In healthcare, generative AI applications differ from other deep learning uses, such as medical image interpretation or population health data analysis. Generative AI is relatively new, but already it’s solving some critical problems.
While we tend to associate medical care with high-level decisions and in-depth data analysis, much of the industry involves mundane tasks that are notoriously hard to automate or standardize. Interpreting unstructured data, for example, summarizing physician notes, managing prior authorization requests, and analyzing clinical trial data, is relatively simple for a generative AI program like ChatGPT.
Moreover, as a language generator, it can assist with:
- Explaining data coherently: assisting in customer service for health insurers, providing diagnoses, and developing treatment plans.
- Engaging in conversation: obtaining screening data and offering talk therapy for low-acuity behavioral health issues.
- Generating new ideas: exploring proteomics and genomics datasets to discover new drugs and alternative uses for existing therapies.
Understanding the triggers and obstacles for adopting generative AI will help identify viable use cases. For example, without FDA approval, AI cannot provide definitive diagnoses or treatment plans in the United States.
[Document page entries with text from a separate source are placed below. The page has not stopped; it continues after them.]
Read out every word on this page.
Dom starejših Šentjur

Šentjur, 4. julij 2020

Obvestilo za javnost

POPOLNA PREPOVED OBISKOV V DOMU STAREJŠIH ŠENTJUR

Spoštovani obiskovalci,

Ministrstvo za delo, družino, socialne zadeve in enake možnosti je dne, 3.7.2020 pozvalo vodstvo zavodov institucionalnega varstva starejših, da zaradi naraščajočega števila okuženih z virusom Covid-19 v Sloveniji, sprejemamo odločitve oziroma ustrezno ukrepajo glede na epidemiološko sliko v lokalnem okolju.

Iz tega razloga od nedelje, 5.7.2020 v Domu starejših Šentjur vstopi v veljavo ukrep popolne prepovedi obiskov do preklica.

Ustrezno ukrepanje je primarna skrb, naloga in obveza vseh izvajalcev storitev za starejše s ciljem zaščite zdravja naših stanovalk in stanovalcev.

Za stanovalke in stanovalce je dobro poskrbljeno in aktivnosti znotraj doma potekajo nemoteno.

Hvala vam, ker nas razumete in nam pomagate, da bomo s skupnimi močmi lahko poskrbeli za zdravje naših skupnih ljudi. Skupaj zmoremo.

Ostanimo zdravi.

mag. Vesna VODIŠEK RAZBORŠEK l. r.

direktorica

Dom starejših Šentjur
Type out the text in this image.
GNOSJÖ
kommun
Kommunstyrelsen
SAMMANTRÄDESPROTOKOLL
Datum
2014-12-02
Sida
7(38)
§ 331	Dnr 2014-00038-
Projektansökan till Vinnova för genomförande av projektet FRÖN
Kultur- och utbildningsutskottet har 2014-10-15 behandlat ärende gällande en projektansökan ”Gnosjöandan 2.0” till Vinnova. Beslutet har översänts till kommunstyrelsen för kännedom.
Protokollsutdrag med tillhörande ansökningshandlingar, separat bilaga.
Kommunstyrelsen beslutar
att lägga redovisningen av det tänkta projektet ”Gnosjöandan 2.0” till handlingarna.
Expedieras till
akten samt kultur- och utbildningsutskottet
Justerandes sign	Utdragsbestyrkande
However, emerging markets with overwhelmed clinicians and less stringent regulations might prove more receptive. Rapid innovation adoption patterns – low dependencies, high need, and low risk/switching cost – can also indicate potential use cases, such as self-paid talk therapy.
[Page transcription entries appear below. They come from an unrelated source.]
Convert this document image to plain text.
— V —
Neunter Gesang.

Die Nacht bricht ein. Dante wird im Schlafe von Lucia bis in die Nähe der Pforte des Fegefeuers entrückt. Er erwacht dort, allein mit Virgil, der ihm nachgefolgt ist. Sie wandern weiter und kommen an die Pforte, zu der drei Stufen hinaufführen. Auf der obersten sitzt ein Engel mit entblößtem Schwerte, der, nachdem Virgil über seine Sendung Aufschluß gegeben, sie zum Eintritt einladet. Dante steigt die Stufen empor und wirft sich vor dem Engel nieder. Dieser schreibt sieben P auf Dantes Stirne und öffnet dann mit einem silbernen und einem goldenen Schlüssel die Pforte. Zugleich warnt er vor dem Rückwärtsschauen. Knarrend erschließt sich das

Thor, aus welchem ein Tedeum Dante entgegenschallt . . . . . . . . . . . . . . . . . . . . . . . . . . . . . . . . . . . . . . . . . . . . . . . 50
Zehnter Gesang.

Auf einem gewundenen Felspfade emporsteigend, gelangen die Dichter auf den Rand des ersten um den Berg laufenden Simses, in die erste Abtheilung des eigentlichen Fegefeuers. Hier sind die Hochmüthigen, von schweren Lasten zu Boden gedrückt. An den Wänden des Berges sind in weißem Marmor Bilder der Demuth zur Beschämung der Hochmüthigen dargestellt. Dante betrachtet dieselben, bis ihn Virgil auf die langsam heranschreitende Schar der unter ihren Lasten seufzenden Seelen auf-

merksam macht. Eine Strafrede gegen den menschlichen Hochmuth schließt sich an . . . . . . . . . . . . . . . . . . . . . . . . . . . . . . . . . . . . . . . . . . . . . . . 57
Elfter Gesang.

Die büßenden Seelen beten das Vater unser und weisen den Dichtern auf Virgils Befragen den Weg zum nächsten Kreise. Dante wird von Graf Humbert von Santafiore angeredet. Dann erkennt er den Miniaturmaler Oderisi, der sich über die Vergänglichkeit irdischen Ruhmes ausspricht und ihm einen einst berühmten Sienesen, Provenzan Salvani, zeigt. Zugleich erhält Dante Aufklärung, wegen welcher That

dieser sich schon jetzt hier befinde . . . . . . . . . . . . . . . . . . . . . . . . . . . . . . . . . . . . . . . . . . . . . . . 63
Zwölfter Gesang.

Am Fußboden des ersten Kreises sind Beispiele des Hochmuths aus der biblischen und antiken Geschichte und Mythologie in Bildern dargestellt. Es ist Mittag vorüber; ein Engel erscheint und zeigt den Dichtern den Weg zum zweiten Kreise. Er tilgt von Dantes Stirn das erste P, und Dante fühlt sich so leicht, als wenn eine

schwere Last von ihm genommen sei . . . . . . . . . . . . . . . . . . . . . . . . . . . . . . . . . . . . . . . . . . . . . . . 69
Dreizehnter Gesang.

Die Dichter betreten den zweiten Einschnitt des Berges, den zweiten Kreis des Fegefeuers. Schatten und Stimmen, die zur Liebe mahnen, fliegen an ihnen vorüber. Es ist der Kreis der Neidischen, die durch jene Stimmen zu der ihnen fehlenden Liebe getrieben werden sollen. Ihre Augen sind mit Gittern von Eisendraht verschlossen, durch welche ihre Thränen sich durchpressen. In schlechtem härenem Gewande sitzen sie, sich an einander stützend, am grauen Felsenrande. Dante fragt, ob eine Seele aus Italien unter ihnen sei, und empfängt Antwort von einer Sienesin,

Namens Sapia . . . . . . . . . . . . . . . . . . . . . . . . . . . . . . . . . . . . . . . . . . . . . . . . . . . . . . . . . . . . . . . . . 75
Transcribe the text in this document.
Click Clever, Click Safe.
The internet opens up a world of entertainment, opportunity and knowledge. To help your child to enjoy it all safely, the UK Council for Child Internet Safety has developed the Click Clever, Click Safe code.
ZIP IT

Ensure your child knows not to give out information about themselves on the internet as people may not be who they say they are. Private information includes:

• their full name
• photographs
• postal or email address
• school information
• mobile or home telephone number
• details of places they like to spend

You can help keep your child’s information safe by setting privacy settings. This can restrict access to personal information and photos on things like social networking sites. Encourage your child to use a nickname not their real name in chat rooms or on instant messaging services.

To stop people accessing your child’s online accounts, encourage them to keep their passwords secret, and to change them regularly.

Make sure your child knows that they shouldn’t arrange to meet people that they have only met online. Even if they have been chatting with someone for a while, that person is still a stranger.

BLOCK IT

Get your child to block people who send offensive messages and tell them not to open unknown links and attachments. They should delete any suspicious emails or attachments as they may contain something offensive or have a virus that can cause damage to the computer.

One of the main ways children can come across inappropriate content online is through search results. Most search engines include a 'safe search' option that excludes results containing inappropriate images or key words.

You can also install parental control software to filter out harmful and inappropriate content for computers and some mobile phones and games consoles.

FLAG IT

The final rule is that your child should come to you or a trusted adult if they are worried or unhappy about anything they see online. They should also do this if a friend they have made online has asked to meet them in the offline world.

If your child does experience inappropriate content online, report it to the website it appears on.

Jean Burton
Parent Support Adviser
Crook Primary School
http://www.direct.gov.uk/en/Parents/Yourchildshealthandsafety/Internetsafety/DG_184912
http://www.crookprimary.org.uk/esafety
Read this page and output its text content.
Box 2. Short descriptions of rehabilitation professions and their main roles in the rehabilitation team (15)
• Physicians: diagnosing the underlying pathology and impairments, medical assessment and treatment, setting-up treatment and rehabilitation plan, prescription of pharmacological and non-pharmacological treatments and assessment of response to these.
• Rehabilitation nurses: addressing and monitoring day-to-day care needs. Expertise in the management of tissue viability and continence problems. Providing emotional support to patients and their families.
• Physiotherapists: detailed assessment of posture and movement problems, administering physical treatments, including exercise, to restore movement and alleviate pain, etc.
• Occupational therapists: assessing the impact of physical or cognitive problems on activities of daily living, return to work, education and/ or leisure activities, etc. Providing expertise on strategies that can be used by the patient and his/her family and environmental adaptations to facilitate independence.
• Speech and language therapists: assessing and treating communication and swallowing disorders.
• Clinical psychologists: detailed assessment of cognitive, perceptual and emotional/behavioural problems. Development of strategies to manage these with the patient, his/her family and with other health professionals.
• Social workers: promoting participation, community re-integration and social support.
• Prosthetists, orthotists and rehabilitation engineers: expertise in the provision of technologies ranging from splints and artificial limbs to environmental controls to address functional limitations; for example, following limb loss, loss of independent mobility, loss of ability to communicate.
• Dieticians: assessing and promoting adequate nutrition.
Business dynamics, including unit and scale economics, market channels, sales processes, and competitive intensity, will provide insight into which markets are entered first. While a detailed analysis is beyond the scope of this article, these factors are crucial to consider.
Lastly, a comprehensive solution is vital for the widescale uptake of novel technology like generative AI. This often involves training customers and building an ecosystem of complementary offerings. A well-rounded solution also helps companies differentiate their products as competitors replicate the core technology.
Healthcare and life sciences professionals can take an alternative approach by focusing on key challenges and considering holistic solutions – generative AI being one of many possible options.
Despite being a conservative industry, healthcare offers numerous near-term opportunities for enterprise-grade generative AI. With diverse use cases, we can anticipate transformative change in the not-so-distant future.